Пафнутьич понял иносказание правильно: пришел да и разложил бумажные крестики в комнате генерала повсюду, крестил и самого дедушку с ног до головы, читая 90-й псалом.
Именно в это время, во сне, совершается кульминационное событие: борьба за душу Древлянинова, происходящая в метафизическом пространстве. Образы «зеленого тумана», «зеленого колеса», в которое Зеленчук пытается втянуть дедушку, ассоциируются у него со смертью. Более того, Древ-лянинов духовно переживает саму смерть:
Зеленый стремительно крутился, как белка — в колесе, и втягивал дедушку в зеленое колесо <.> оно ширилось, ухватывало все больше и больше места, и дедушка ничего уже не видел:
зеленый туман застилал ему глаза. <...> «Не хочу! Умираю! Не хочу» (Д; 60).

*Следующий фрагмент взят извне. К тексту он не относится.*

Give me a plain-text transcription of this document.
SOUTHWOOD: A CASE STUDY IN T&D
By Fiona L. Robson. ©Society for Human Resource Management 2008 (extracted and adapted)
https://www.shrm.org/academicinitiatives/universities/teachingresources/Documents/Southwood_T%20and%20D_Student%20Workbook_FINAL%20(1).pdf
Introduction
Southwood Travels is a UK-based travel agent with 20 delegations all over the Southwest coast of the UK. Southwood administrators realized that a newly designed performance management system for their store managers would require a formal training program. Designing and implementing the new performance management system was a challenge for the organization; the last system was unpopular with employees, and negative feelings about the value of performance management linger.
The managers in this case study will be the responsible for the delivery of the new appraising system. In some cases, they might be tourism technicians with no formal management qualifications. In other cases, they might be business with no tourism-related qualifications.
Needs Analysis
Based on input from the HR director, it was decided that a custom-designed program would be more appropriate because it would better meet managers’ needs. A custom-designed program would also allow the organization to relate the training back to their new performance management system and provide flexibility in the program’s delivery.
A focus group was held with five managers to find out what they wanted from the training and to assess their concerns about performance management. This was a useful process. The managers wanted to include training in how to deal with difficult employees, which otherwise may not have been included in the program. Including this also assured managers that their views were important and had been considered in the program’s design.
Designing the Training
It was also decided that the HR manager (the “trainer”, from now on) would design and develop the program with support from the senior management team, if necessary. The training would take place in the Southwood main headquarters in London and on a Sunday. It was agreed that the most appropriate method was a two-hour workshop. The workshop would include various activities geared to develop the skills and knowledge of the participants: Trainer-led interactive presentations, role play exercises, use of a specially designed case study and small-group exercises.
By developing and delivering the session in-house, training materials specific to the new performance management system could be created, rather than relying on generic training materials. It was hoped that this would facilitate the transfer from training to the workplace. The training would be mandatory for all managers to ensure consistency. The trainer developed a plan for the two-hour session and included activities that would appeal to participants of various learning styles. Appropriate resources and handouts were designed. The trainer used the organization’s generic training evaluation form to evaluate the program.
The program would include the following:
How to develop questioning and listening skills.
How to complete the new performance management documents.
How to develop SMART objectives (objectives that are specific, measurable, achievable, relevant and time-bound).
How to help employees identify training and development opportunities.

Но, как и положено в русской духовной традиции, «для того, чтобы воскреснуть необходимы не только страдания, но и — в пределе — смерть "ветхого" человека: Воскресения без смерти не бывает. Воскресение — это не возрождение заново, не "повторение" природного цикла. Это переход в качественно иное измерение, преодоление смерти посредством духовного спасения» [3, 125]. Метафизическое переживание смерти действительно послужило воскресению Патрикия Патрикиевича. Первое, что он видит очнувшись — крест:
И на груди у него не было зеленого, а был большой белый крест
(Д; 60).
Генерал проходит свой путь очищения, свой крестный путь, свою Голгофу и свое воскресение. Дурылин напрямую связывает этот путь героя с литургическим циклом. Ведь появление и «сражение с нечистым» происходит в великопостное время. Накануне Пасхи и Страстной недели герой видит очистительный сон: «к Пасхе дедушке стало лучше» (Д; 61). Паломничество героя к Пасхе и составляет сюжет этой повести, еще раз актуализируя важность пасхального архетипа для русской литературы [3]. Сказанное позволяет отнести повесть к произведениям христианского реализма, имеющего свою поэтику и картину мира.
В «Почему так случилось» Шмелев подводит итог не только жизненным воззрениям профессора, но и осмысляет в данном ракурсе всю историю русской литературы — от Пушкина до Розанова. Предметом размышлений становится жизнь, запечатленная в произведениях литературы. И. В. Гете, А. С. Пушкин, Н. В. Гоголь, В. Г. Белинский, Н. Г. Чернышевский, Ф. М. Достоевский, Л. Н. Толстой, В. В. Розанов — далеко не полный список интертекстуальных источников. Реальность рассматривается сквозь призму литературы, утрачивая первичность. Она «олитературивается», интертекстуализируется. Литературные персонажи становятся реальными лицами (Иван Федорович Карамазов и др.).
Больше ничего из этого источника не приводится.